10,000 years ago, the shift to agrarian life resulted in sweeping epidemics and brought forth devastating consequences on developing groups (History 2019). Agriculture allowed the creation of large communities in which people no longer hunted and gathered for food, which in turn led to the domestication of animals. Overpopulation, malnutrition, and overcrowding allowed disease to run rampant, rapidly devastating societies. Additionally, this newly created physical connection between humans and animals eventually allowed a direct transmission of diseases such as malaria, tuberculosis, and smallpox from animals to humans, which wiped out large portions of populations,  and directly altered human biological systems for future generations.

The complete effects of disease on the entirety of human evolution and development are immeasurable. However, paleopathologists have developed several analysis methods in order to pinpoint these consequences. Bone analysis is one of the most prevalent methods, in which archaeologists examine bone structure and composition in order to determine which diseases that particular person had at their time of death. Teeth are by far the most useful body part in determining disease affliction. The genome sequence of several diseases can be preserved within teeth, and paleopathologists have been able to recreate these sequences to study the evolution of disease throughout history

Paleopathologists were able to recreate the genome sequence of smallpox shown above from dental analysis of Viking remains (Autoren 2020).


Smallpox, one of the most lethal human diseases throughout history, has remained a mystery to paleopathologists for years. Claiming between 300-500 million human lives in the 20th century alone, researchers recently found Vikings from over 1400 years ago who were afflicted with smallpox, noted by residue found from dental analysis,  definitively creating a baseline approximation for the development of the deadly disease (Ktori 2020).

Picture of the 1200 year old Viking site in Öland, Sweden, that contained traces of smallpox (Page 2020).

Before this discovery, scientists have relied on vague analysis of Egyptian mummies, and were unsure about the origins of smallpox. Now, they have been able to reproduce the genome sequence and compare the virus to its current sequence, allowing paleopathologists to start effectively researching smallpox’s evolution since the Viking age. The lethality of the strain that was found within the Vikings’ teeth is currently unknown, as the severity of the disease cannot be measured, but researchers have hypothesized it must have been noticeable considering such a large amount was found. Pushing back the earliest known evidence of smallpox by 1000 years, this groundbreaking discovery opens a pathway for more extensive research on diseases and their influence throughout history. 


Additional Content for Further Discovery

History of Tuberculosis

History of Malaria

Works Cited

Autoren Mühlemann B et al. “Even The Vikings Had Smallpox.” Even the Vikings had smallpox | German Center for Infection Research.
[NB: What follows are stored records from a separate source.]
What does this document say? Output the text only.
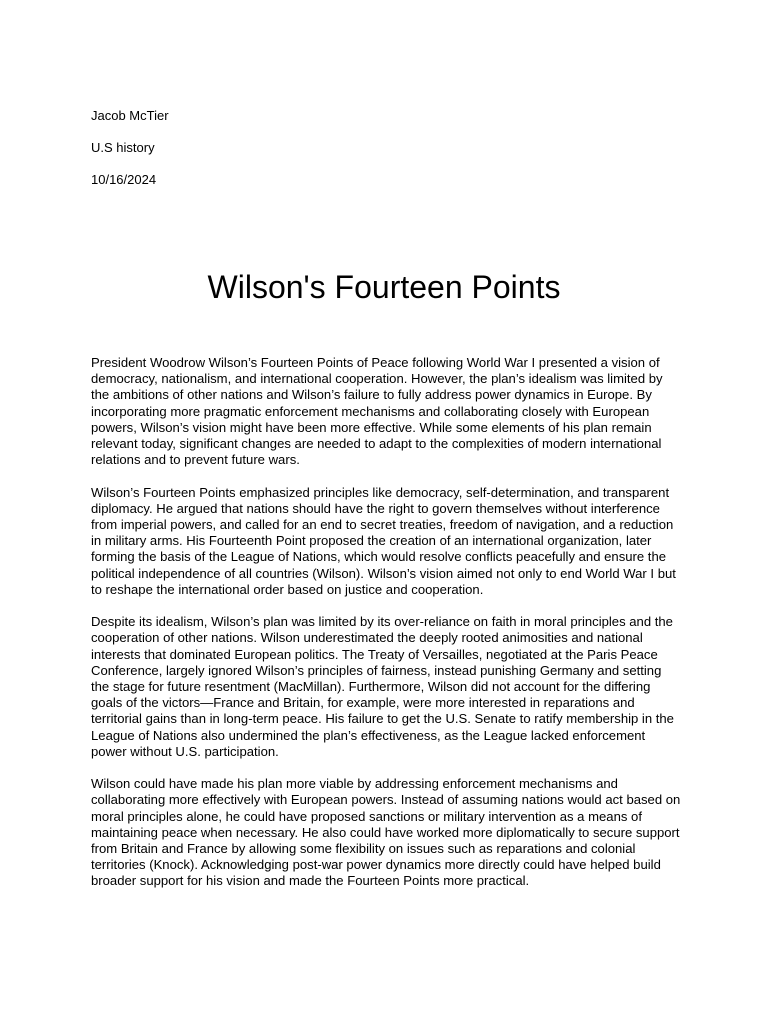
Jacob McTier
U.S history
10/16/2024
Wilson's Fourteen Points

President Woodrow Wilson’s Fourteen Points of Peace following World War I presented a vision of democracy, nationalism, and international cooperation. However, the plan’s idealism was limited by the ambitions of other nations and Wilson’s failure to fully address power dynamics in Europe. By incorporating more pragmatic enforcement mechanisms and collaborating closely with European powers, Wilson’s vision might have been more effective. While some elements of his plan remain relevant today, significant changes are needed to adapt to the complexities of modern international relations and to prevent future wars.

Wilson’s Fourteen Points emphasized principles like democracy, self-determination, and transparent diplomacy. He argued that nations should have the right to govern themselves without interference from imperial powers, and called for an end to secret treaties, freedom of navigation, and a reduction in military arms. His Fourteenth Point proposed the creation of an international organization, later forming the basis of the League of Nations, which would resolve conflicts peacefully and ensure the political independence of all countries (Wilson). Wilson’s vision aimed not only to end World War I but to reshape the international order based on justice and cooperation.

Despite its idealism, Wilson’s plan was limited by its over-reliance on faith in moral principles and the cooperation of other nations. Wilson underestimated the deeply rooted animosities and national interests that dominated European politics. The Treaty of Versailles, negotiated at the Paris Peace Conference, largely ignored Wilson’s principles of fairness, instead punishing Germany and setting the stage for future resentment (MacMillan). Furthermore, Wilson did not account for the differing goals of the victors—France and Britain, for example, were more interested in reparations and territorial gains than in long-term peace. His failure to get the U.S. Senate to ratify membership in the League of Nations also undermined the plan’s effectiveness, as the League lacked enforcement power without U.S. participation.

Wilson could have made his plan more viable by addressing enforcement mechanisms and collaborating more effectively with European powers. Instead of assuming nations would act based on moral principles alone, he could have proposed sanctions or military intervention as a means of maintaining peace when necessary. He also could have worked more diplomatically to secure support from Britain and France by allowing some flexibility on issues such as reparations and colonial territories (Knock). Acknowledging post-war power dynamics more directly could have helped build broader support for his vision and made the Fourteen Points more practical.
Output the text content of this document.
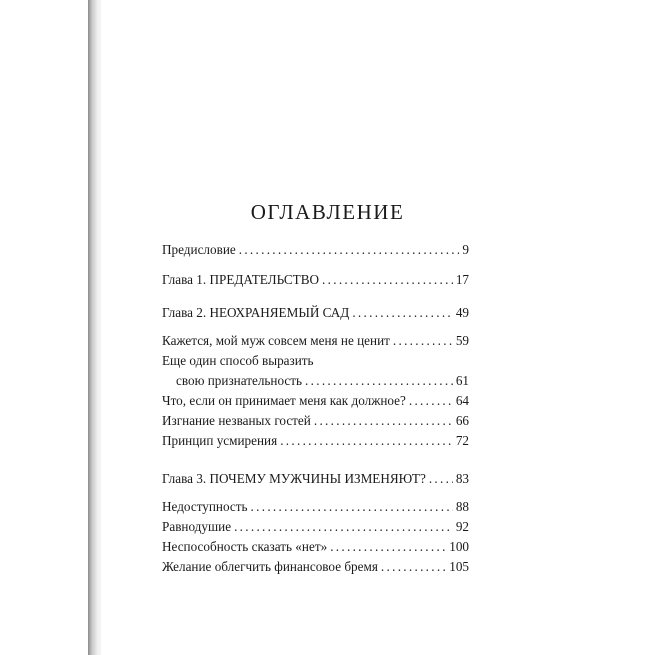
ОГЛАВЛЕНИЕ
Предисловие . . .	9
Глава 1. ПРЕДАТЕЛЬСТВО . . .	17
Глава 2. НЕОХРАНЯЕМЫЙ САД . . .	49
Кажется, мой муж совсем меня не ценит . . .	59
Еще один способ выразить
свою признательность . . .	61
Что, если он принимает меня как должное? . . .	64
Изгнание незваных гостей . . .	66
Принцип усмирения . . .	72
Глава 3. ПОЧЕМУ МУЖЧИНЫ ИЗМЕНЯЮТ? . . . 83
Недоступность . . .	88
Равнодушие . . .	92
Неспособность сказать «нет» . . .	100
Желание облегчить финансовое бремя . . .	105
DZIF, July 24, 2020. 

Division of Tuberculosis Elimination. “History of World TB Day.” Centers for Disease Control and Prevention. Centers for Disease Control and Prevention, December 12, 2016.,China%20(2%2C300%20years%20ago). Editors. “Pandemics That Changed History.” A&E Television Networks, February 27, 2019. 
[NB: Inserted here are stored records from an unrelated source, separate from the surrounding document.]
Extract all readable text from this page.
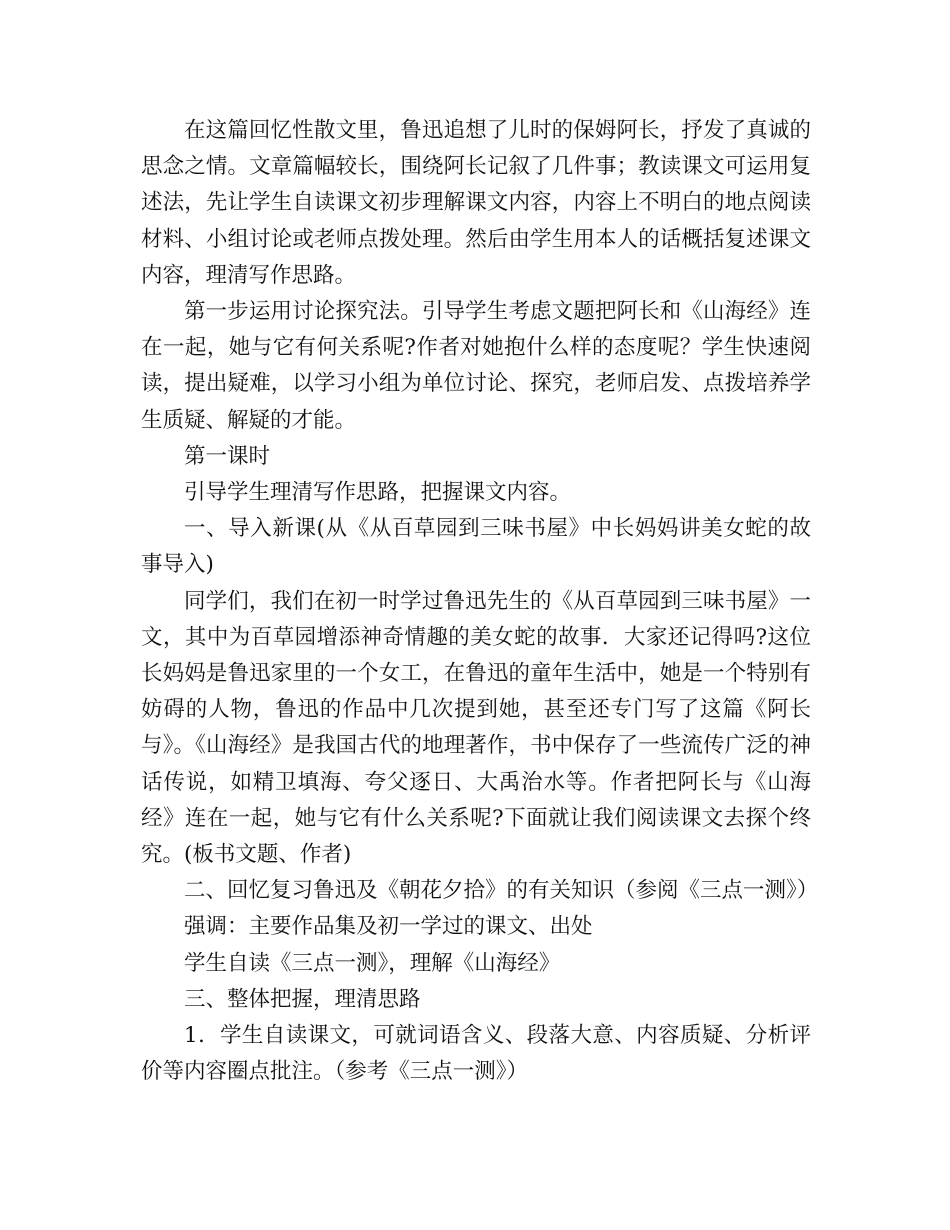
在这篇回忆性散文里，鲁迅追想了儿时的保姆阿长，抒发了真诚的思念之情。文章篇幅较长，围绕阿长记叙了几件事；教读课文可运用复述法，先让学生自读课文初步理解课文内容，内容上不明白的地点阅读材料、小组讨论或老师点拨处理。然后由学生用本人的话概括复述课文内容，理清写作思路。

第一步运用讨论探究法。引导学生考虑文题把阿长和《山海经》连在一起，她与它有何关系呢?作者对她抱什么样的态度呢？学生快速阅读，提出疑难，以学习小组为单位讨论、探究，老师启发、点拨培养学生质疑、解疑的才能。

第一课时

引导学生理清写作思路，把握课文内容。

一、导入新课(从《从百草园到三味书屋》中长妈妈讲美女蛇的故事导入)

同学们，我们在初一时学过鲁迅先生的《从百草园到三味书屋》一文，其中为百草园增添神奇情趣的美女蛇的故事．大家还记得吗?这位长妈妈是鲁迅家里的一个女工，在鲁迅的童年生活中，她是一个特别有妨碍的人物，鲁迅的作品中几次提到她，甚至还专门写了这篇《阿长与》。《山海经》是我国古代的地理著作，书中保存了一些流传广泛的神话传说，如精卫填海、夸父逐日、大禹治水等。作者把阿长与《山海经》连在一起，她与它有什么关系呢?下面就让我们阅读课文去探个终究。(板书文题、作者)

二、回忆复习鲁迅及《朝花夕拾》的有关知识（参阅《三点一测》）

强调：主要作品集及初一学过的课文、出处

学生自读《三点一测》，理解《山海经》

三、整体把握，理清思路

1．学生自读课文，可就词语含义、段落大意、内容质疑、分析评价等内容圈点批注。（参考《三点一测》）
Institute of Medicine (US). “A Brief History of Malaria – Saving Lives, Buying Time – NCBI Bookshelf.” National Library of Medicine. NIH, 2004.

Ktori, Sophia. “Smallpox Found in Viking Teeth Proves Disease Plagued Humans for 1400 Years.” GEN. Genetic Engineering and Biotechnology News, July 24, 2020. 

Page, Michael Le. “DNA from Viking People Reveals the Unexpected History of Smallpox.” New Scientist. New Scientist, July 29, 2020.

2 thoughts on “Paleopathology: The Relationship Between Humanity and Disease

  1. How does the genomic sequence of smallpox from the Viking source compare to the genomic sequence of more modern smallpox? Was there any significant difference between the two?

  2. The genome sequence of the smallpox recovered from the Vikings was described as a more mild variant of modern smallpox. Ancestral sequences contain around 200 genes, and the deadly smallpox genome sequence that was eradicated due to vaccinations had lost around 30 genes, while the Vikings’ sequence lost around 15 genes. Researchers analyzed that the strain the Vikings had was able to kill but not as terrible as modern smallpox.